Lime (noun) Light smut within a fanfiction. Limes are sexual situations described without as much details as Lemons, or with less graphic content to start with. A fanfic can include one or multiple limes within it.
Marty Sam (noun) The male equivalent of Mary Sue.
Mary Sue (noun) An original female character who is too perfect to be realistic. This poorly written character lacks flaws & depth but is often the protagonist of fanfiction.
MC (adjective) “Multi-Chapter” A fanfiction with multiple chapters, usually at least 3.
OC (noun) “Original Character” A fanfiction character created by the author, who is not in canon fandom. Could also be called at OFC “Original Female Character” or OMC “Original Male Character”.
One-Shot (adjective) A one chapter fanfiction story that is just a snapshot of time, often only one scene.
OOC (adjective) “Out of Character” When a character in a fanfiction acts in a way that is against canon.
OTP (noun) “One True Pairing” The pairing you believe in above all others, regardless of canon or the opinion of the masses. You would be be willing to metaphorically “go down with this ship.”
Pairing (noun) The ship(s) featured in a fanfiction.

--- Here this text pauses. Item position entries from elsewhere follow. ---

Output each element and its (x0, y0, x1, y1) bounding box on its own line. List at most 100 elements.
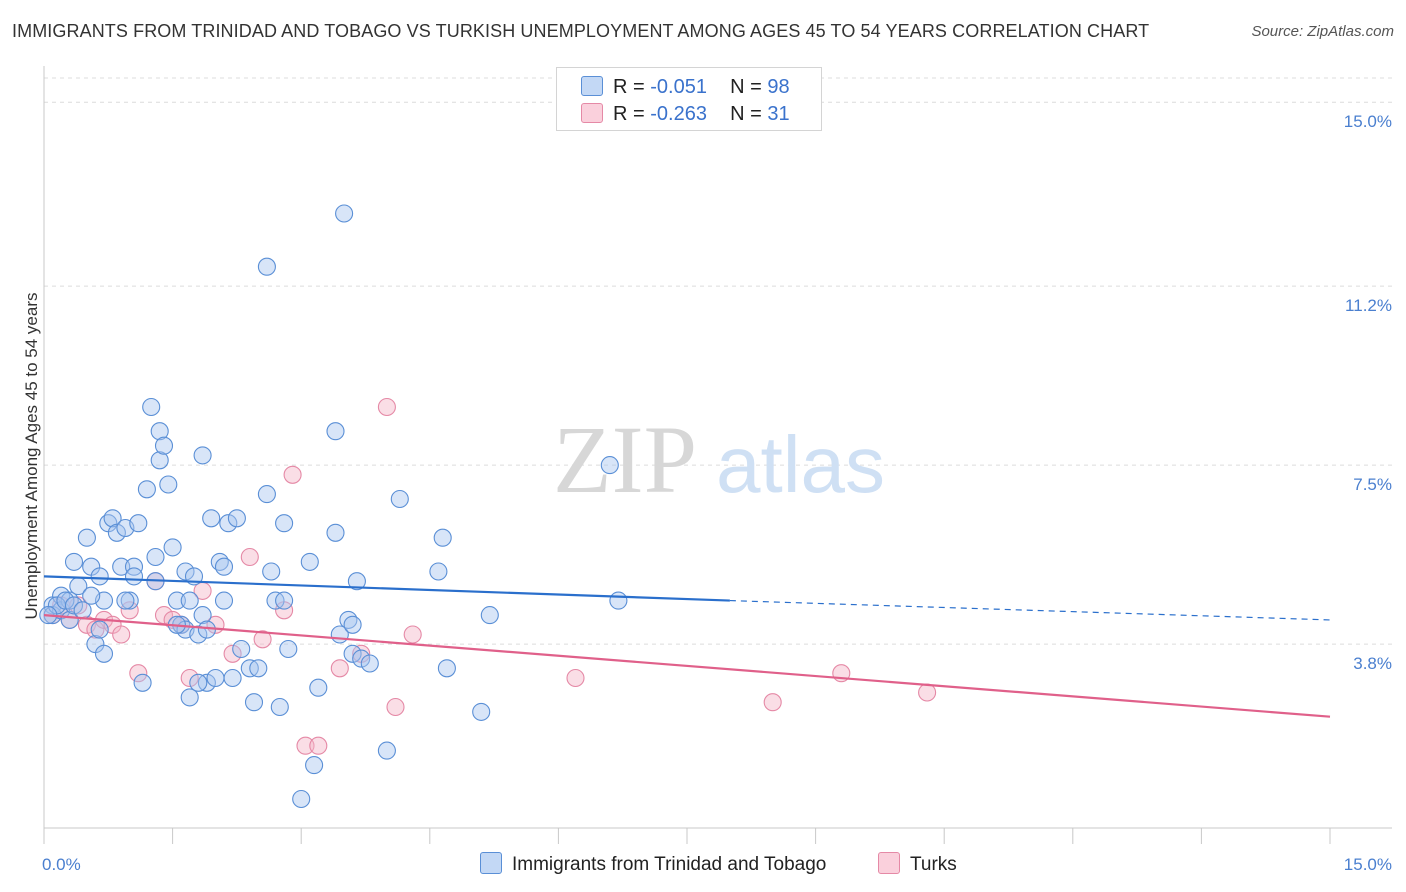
trinidad-point (163, 538, 182, 557)
legend-row-turks: R = -0.263 N = 31 (581, 103, 790, 126)
trinidad-point (433, 528, 452, 547)
watermark-zip: ZIP (553, 406, 697, 513)
turks-point (223, 644, 242, 663)
trinidad-point (193, 446, 212, 465)
trinidad-point (300, 552, 319, 571)
trinidad-point (167, 591, 186, 610)
trinidad-point (120, 591, 139, 610)
legend-swatch-blue (581, 76, 603, 96)
legend-n-value: 31 (767, 103, 790, 125)
turks-point (309, 736, 328, 755)
trinidad-point (133, 673, 152, 692)
y-axis-label: Unemployment Among Ages 45 to 54 years (22, 293, 41, 620)
turks-point (240, 547, 259, 567)
trinidad-point (480, 606, 499, 625)
trinidad-point (137, 480, 156, 499)
turks-point (296, 736, 315, 755)
turks-point (566, 668, 585, 688)
trinidad-point (227, 509, 246, 528)
trinidad-point (219, 514, 238, 533)
legend-r-value: -0.051 (650, 76, 707, 98)
trinidad-point (326, 523, 345, 542)
trinidad-point (214, 557, 234, 576)
trinidad-point (197, 620, 216, 639)
trinidad-point (202, 509, 221, 528)
trinidad-point (600, 456, 619, 475)
turks-point (330, 659, 349, 678)
trinidad-trend-line (43, 575, 730, 602)
trinidad-point (112, 557, 131, 576)
trinidad-point (124, 557, 144, 576)
trend-lines (43, 575, 1331, 718)
turks-point (377, 397, 396, 417)
turks-point (180, 668, 199, 688)
trinidad-point (223, 668, 242, 688)
trinidad-point (94, 644, 114, 663)
trinidad-point (305, 756, 324, 775)
trinidad-point (257, 257, 276, 276)
trinidad-point (124, 567, 144, 586)
trinidad-point (335, 204, 354, 223)
trinidad-point (159, 475, 178, 494)
trinidad-point (90, 620, 109, 639)
trinidad-point (150, 422, 169, 441)
legend-r-value: -0.263 (650, 103, 707, 125)
bottom-legend-turks: Turks (878, 852, 957, 876)
trinidad-point (146, 547, 165, 567)
trinidad-point (154, 436, 174, 455)
trinidad-point (347, 572, 366, 591)
trinidad-point (107, 523, 126, 542)
bottom-legend-swatch-blue (480, 852, 502, 874)
trinidad-point (343, 615, 362, 634)
trinidad-point (180, 688, 199, 707)
trinidad-point (116, 591, 135, 610)
chart-title: IMMIGRANTS FROM TRINIDAD AND TOBAGO VS T… (12, 21, 1150, 41)
trinidad-point (176, 562, 195, 581)
legend-swatch-pink (581, 103, 603, 123)
trinidad-point (275, 514, 294, 533)
trinidad-point (343, 644, 362, 663)
trinidad-point (64, 596, 84, 615)
trinidad-point (103, 509, 122, 528)
trinidad-point (609, 591, 628, 610)
turks-point (253, 630, 272, 649)
bottom-legend-trinidad: Immigrants from Trinidad and Tobago (480, 852, 826, 876)
trinidad-point (472, 702, 491, 721)
trinidad-point (82, 586, 101, 605)
turks-point (763, 693, 782, 712)
trinidad-point (249, 659, 268, 678)
trinidad-point (270, 697, 289, 717)
turks-point (112, 625, 131, 644)
trinidad-point (309, 678, 328, 697)
trinidad-point (292, 789, 311, 809)
trinidad-trend-extension (729, 599, 1331, 621)
legend-row-trinidad: R = -0.051 N = 98 (581, 76, 790, 99)
turks-points (43, 397, 937, 755)
trinidad-point (189, 673, 208, 692)
legend-r-label: R = (613, 76, 645, 98)
trinidad-point (56, 591, 75, 610)
bottom-legend-label: Turks (910, 854, 957, 875)
trinidad-point (390, 489, 409, 509)
trinidad-point (352, 649, 371, 668)
legend-n-label: N = (730, 76, 762, 98)
trinidad-point (257, 485, 276, 504)
turks-point (918, 683, 937, 702)
turks-point (283, 465, 302, 484)
axis-layer: 3.8% 7.5% 11.2% 15.0% 0.0% 15.0% (42, 66, 1392, 874)
turks-point (129, 664, 148, 683)
legend-n-value: 98 (767, 76, 790, 98)
trinidad-point (189, 625, 208, 644)
source-credit: Source: ZipAtlas.com (1251, 23, 1394, 40)
trinidad-point (142, 397, 161, 417)
trinidad-point (150, 451, 169, 470)
trinidad-point (129, 514, 148, 533)
trinidad-point (437, 659, 456, 678)
trinidad-point (279, 639, 298, 659)
x-tick-label: 0.0% (42, 855, 81, 874)
trinidad-point (60, 610, 79, 629)
y-tick-label: 7.5% (1353, 475, 1392, 494)
trinidad-point (90, 567, 109, 586)
trinidad-points (39, 204, 628, 809)
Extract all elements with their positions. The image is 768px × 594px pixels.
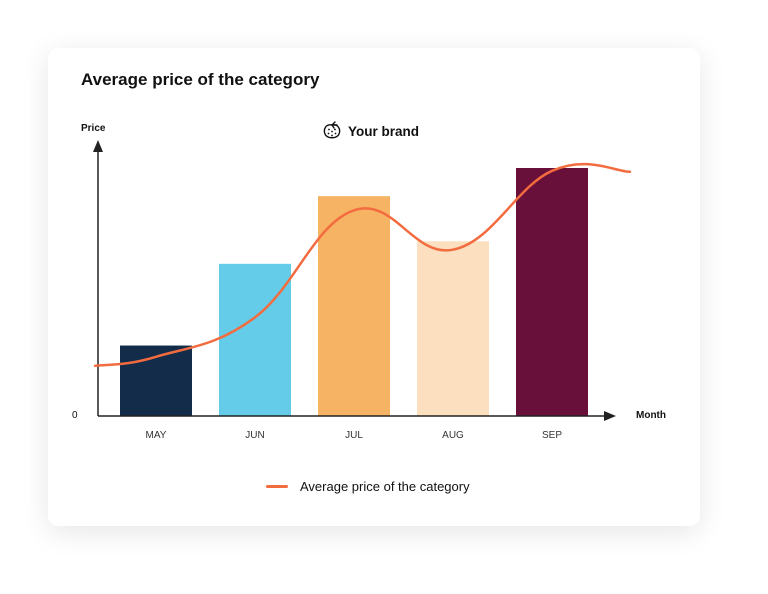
x-tick-label-may: MAY <box>146 430 167 441</box>
x-tick-label-aug: AUG <box>442 430 464 441</box>
y-axis-zero-label: 0 <box>72 410 78 421</box>
y-axis-arrow <box>93 140 103 152</box>
x-tick-label-jun: JUN <box>245 430 264 441</box>
legend-label: Average price of the category <box>300 479 470 494</box>
bar-jul <box>318 196 390 416</box>
legend-swatch <box>266 485 288 488</box>
chart-title: Average price of the category <box>81 70 320 89</box>
y-axis-label: Price <box>81 123 106 134</box>
brand-name: Your brand <box>348 123 420 139</box>
strawberry-icon <box>323 121 341 139</box>
bar-aug <box>417 241 489 416</box>
series-line-average-price <box>93 162 632 368</box>
bar-sep <box>516 168 588 416</box>
legend: Average price of the category <box>266 479 470 494</box>
x-axis-arrow <box>604 411 616 421</box>
x-tick-label-sep: SEP <box>542 430 562 441</box>
brand-logo: Your brand <box>322 121 419 141</box>
x-tick-label-jul: JUL <box>345 430 363 441</box>
x-axis-label: Month <box>636 410 666 421</box>
bar-jun <box>219 263 291 416</box>
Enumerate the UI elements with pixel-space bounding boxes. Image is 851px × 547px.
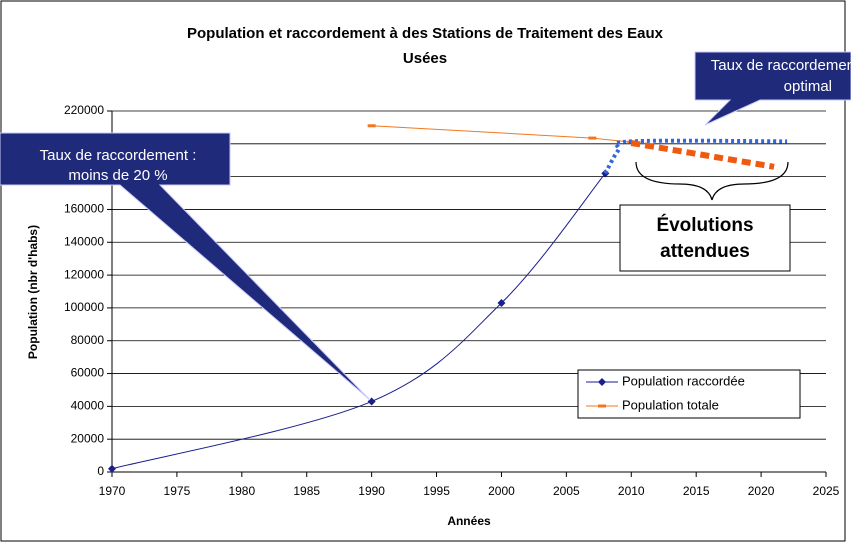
y-tick-label: 20000: [71, 431, 105, 445]
x-tick-label: 1990: [358, 484, 385, 498]
x-tick-label: 1980: [228, 484, 255, 498]
callout-text: attendues: [660, 241, 750, 262]
legend: Population raccordée Population totale: [577, 369, 801, 419]
marker: [497, 298, 506, 307]
marker: [598, 404, 606, 408]
x-tick-label: 2010: [618, 484, 645, 498]
x-tick-label: 1985: [293, 484, 320, 498]
callout-text: optimal: [784, 78, 832, 95]
x-tick-label: 1995: [423, 484, 450, 498]
x-axis-label: Années: [447, 514, 491, 528]
callout-optimal: [694, 51, 851, 126]
y-axis-label: Population (nbr d'habs): [26, 225, 40, 359]
legend-box: [577, 369, 801, 419]
y-tick-label: 140000: [64, 234, 104, 248]
callout-text: Taux de raccordement: [711, 57, 851, 74]
x-tick-label: 2005: [553, 484, 580, 498]
callout-text: Taux de raccordement :: [40, 147, 197, 164]
y-tick-label: 160000: [64, 202, 104, 216]
brace: [635, 161, 789, 201]
y-tick-label: 80000: [71, 333, 105, 347]
y-tick-label: 220000: [64, 103, 104, 117]
legend-label: Population raccordée: [622, 373, 745, 388]
y-tick-label: 100000: [64, 300, 104, 314]
y-tick-label: 60000: [71, 366, 105, 380]
marker: [367, 124, 376, 128]
marker: [588, 136, 597, 140]
x-tick-label: 2025: [813, 484, 840, 498]
marker: [108, 464, 116, 473]
callout-text: Évolutions: [656, 214, 753, 236]
marker: [598, 378, 606, 386]
x-tick-label: 1975: [164, 484, 191, 498]
chart-title: Usées: [403, 50, 447, 67]
legend-label: Population totale: [622, 397, 719, 412]
callout-text: moins de 20 %: [68, 167, 167, 184]
y-tick-label: 120000: [64, 267, 104, 281]
chart-title: Population et raccordement à des Station…: [187, 25, 664, 42]
x-tick-label: 2020: [748, 484, 775, 498]
callout-low: [0, 132, 371, 401]
y-tick-label: 40000: [71, 399, 105, 413]
y-tick-label: 0: [97, 464, 104, 478]
series-line: [630, 140, 775, 170]
annotations: Taux de raccordement : moins de 20 % Tau…: [0, 51, 851, 401]
x-tick-label: 2015: [683, 484, 710, 498]
x-tick-label: 2000: [488, 484, 515, 498]
x-tick-label: 1970: [99, 484, 126, 498]
callout-expected: [619, 204, 791, 272]
series-line: [111, 173, 606, 470]
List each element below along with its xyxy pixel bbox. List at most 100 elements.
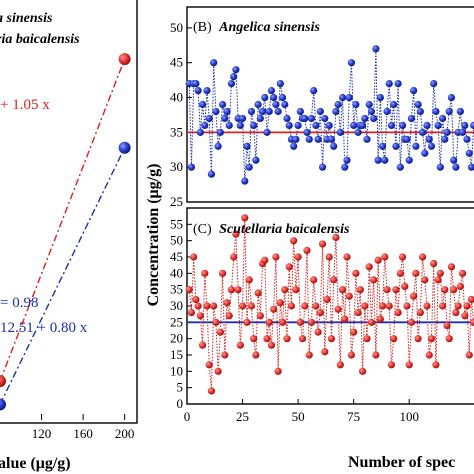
point-77 xyxy=(354,308,362,317)
point-114 xyxy=(436,269,444,277)
point-1 xyxy=(185,286,193,294)
point-44 xyxy=(281,286,289,294)
point-48 xyxy=(290,237,298,245)
point-29 xyxy=(247,302,256,310)
point-31 xyxy=(252,351,260,359)
point-61 xyxy=(318,163,327,171)
fit-line-blue xyxy=(0,147,126,405)
point-117 xyxy=(443,128,451,136)
point-89 xyxy=(381,156,389,164)
xtick-label: 75 xyxy=(347,409,360,424)
point-65 xyxy=(327,135,336,143)
ytick-label: 45 xyxy=(170,55,183,70)
point-87 xyxy=(376,315,384,323)
point-11 xyxy=(207,387,216,395)
point-92 xyxy=(387,121,396,129)
point-6 xyxy=(196,128,204,136)
point-69 xyxy=(336,361,344,369)
point-blue-1 xyxy=(118,141,131,154)
point-37 xyxy=(265,318,273,326)
point-106 xyxy=(418,253,427,261)
point-65 xyxy=(327,335,336,343)
point-8 xyxy=(201,121,209,129)
ytick-label: 30 xyxy=(170,159,183,174)
point-125 xyxy=(461,121,469,129)
point-53 xyxy=(301,114,309,123)
point-22 xyxy=(232,66,240,74)
point-93 xyxy=(390,100,398,109)
point-55 xyxy=(305,351,313,359)
point-110 xyxy=(427,335,436,343)
point-111 xyxy=(430,259,438,268)
point-126 xyxy=(463,135,471,143)
point-13 xyxy=(212,318,220,326)
point-66 xyxy=(330,276,338,284)
point-96 xyxy=(396,163,404,171)
point-112 xyxy=(432,361,440,369)
point-42 xyxy=(276,299,284,307)
point-88 xyxy=(378,302,387,310)
point-90 xyxy=(383,107,391,116)
ytick-label: 40 xyxy=(170,265,183,280)
point-109 xyxy=(425,351,433,359)
xtick-label: 0 xyxy=(184,409,191,424)
point-16 xyxy=(218,100,227,109)
point-41 xyxy=(274,107,282,116)
point-74 xyxy=(347,351,356,359)
point-70 xyxy=(338,93,347,102)
point-20 xyxy=(227,80,236,88)
point-red-0 xyxy=(0,375,6,388)
point-80 xyxy=(361,114,369,123)
panel-c-title: (C) Scutellaria baicalensis xyxy=(193,222,350,237)
point-123 xyxy=(456,107,464,116)
point-14 xyxy=(214,367,222,375)
point-6 xyxy=(196,312,204,320)
point-35 xyxy=(261,93,269,102)
point-120 xyxy=(450,156,458,164)
point-47 xyxy=(287,302,296,310)
point-35 xyxy=(261,256,269,264)
point-49 xyxy=(292,286,300,294)
point-22 xyxy=(232,230,240,238)
point-60 xyxy=(316,308,324,317)
point-70 xyxy=(338,286,347,294)
point-97 xyxy=(398,121,407,129)
point-87 xyxy=(376,93,384,102)
point-76 xyxy=(352,100,360,109)
point-85 xyxy=(372,351,380,359)
point-38 xyxy=(267,341,276,349)
point-112 xyxy=(432,107,440,116)
point-83 xyxy=(367,318,376,326)
point-12 xyxy=(210,302,218,310)
point-30 xyxy=(250,121,258,129)
point-78 xyxy=(356,286,364,294)
point-68 xyxy=(334,100,342,109)
point-40 xyxy=(272,253,280,261)
point-96 xyxy=(396,269,404,277)
point-73 xyxy=(345,93,353,102)
point-85 xyxy=(372,45,380,53)
point-15 xyxy=(216,128,224,136)
point-17 xyxy=(221,351,229,359)
point-19 xyxy=(225,312,233,320)
point-56 xyxy=(307,114,316,123)
point-24 xyxy=(236,341,244,349)
point-118 xyxy=(445,335,453,343)
point-53 xyxy=(301,302,309,310)
point-88 xyxy=(378,142,387,150)
point-50 xyxy=(294,253,302,261)
point-91 xyxy=(385,302,393,310)
point-18 xyxy=(223,299,231,307)
point-76 xyxy=(352,269,360,277)
point-100 xyxy=(405,156,413,164)
point-84 xyxy=(370,114,378,123)
point-20 xyxy=(227,286,236,294)
point-81 xyxy=(363,135,371,143)
point-42 xyxy=(276,80,284,88)
point-39 xyxy=(270,305,278,313)
point-40 xyxy=(272,100,280,109)
point-71 xyxy=(341,315,349,323)
point-32 xyxy=(254,100,262,109)
point-15 xyxy=(216,328,224,336)
point-57 xyxy=(310,86,318,95)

Pairing Codes (abbreviation) These codes allow you to see what kind of sexual pairings will be featured in a fanfiction. These describe the sexual situations you may encounter while reading and can be considered warning of slash content. F stands for female; M stands for male:
F – A sexual situation with 1 female (female masturbation)
M/M – A sexual situation with 2 males (slash)
F/F/F – A situation with 3 females (threesome fem!slash)
F/M – Heterosexual situations
Prompt (noun) Anything meant to inspire. It could be anything: a pairing, line of dialogue, situation, setting, etc. A prompt given to many at once is considered a Challenge (noun). Challenges can be competitions or just a call for creators to use the same prompt simultaneously.
PWP (noun) “Porn Without Plot” or “Plot? What Plot?” or “Poorly Written Porn” A fanfiction that not only contains graphic sexual content but is basically just graphic sexual content. The plot is unimportant, if included at all.
Ship (noun) Derived from the word relationship, a ship is a romantic pairing of two characters. Ship can also be used as a (verb). To ship two characters is to pair them in a relationship. It is important to note that shipping does not have to be romantic (characters could be shipped as friends or into a bromance), however it typically is.
Ship War (noun) A disagreement between “shippers” (individuals who believe in a certain pairing) who each believe their ship is superior. These can get UGLY.
Silly fic (noun) A light, silly fanfiction. A Silly!fic very similar to Fluff but requires less adherence to canon, with characters often being OOC in order to add to the silliness.
Slash (noun) Pairing of two same-sex characters who are heterosexual in the canon story. Slash typically refers to male/male pairings, while the term Fem!slash is used to describe female/female parings.
Smut (adjective) Sexual situations in a fanfiction. These can vary in nature from light kissing to graphically described sex scenes. Smut can be considered very similar to erotica, but is written by amateurs & can therefore be varied in quality & content.
Song fic (noun) – A fanfiction that is based on or includes a song.
Spoiler (noun) A piece of information that gives away what will happen in a book/movie/TV show/etc.
Squee (verb) The sound a fangirl makes when she gets overexcited. This is the fangirl call, similar to an owl’s hoot or a Woo Girl’s Whoot. The noise most similarly resembles a kettle boiling.
Squick (noun & verb) Anything that disturbs or upsets you, usually in the way that you are grossed out.
WIP (adjective) “Work in Progress” An incomplete fanfiction.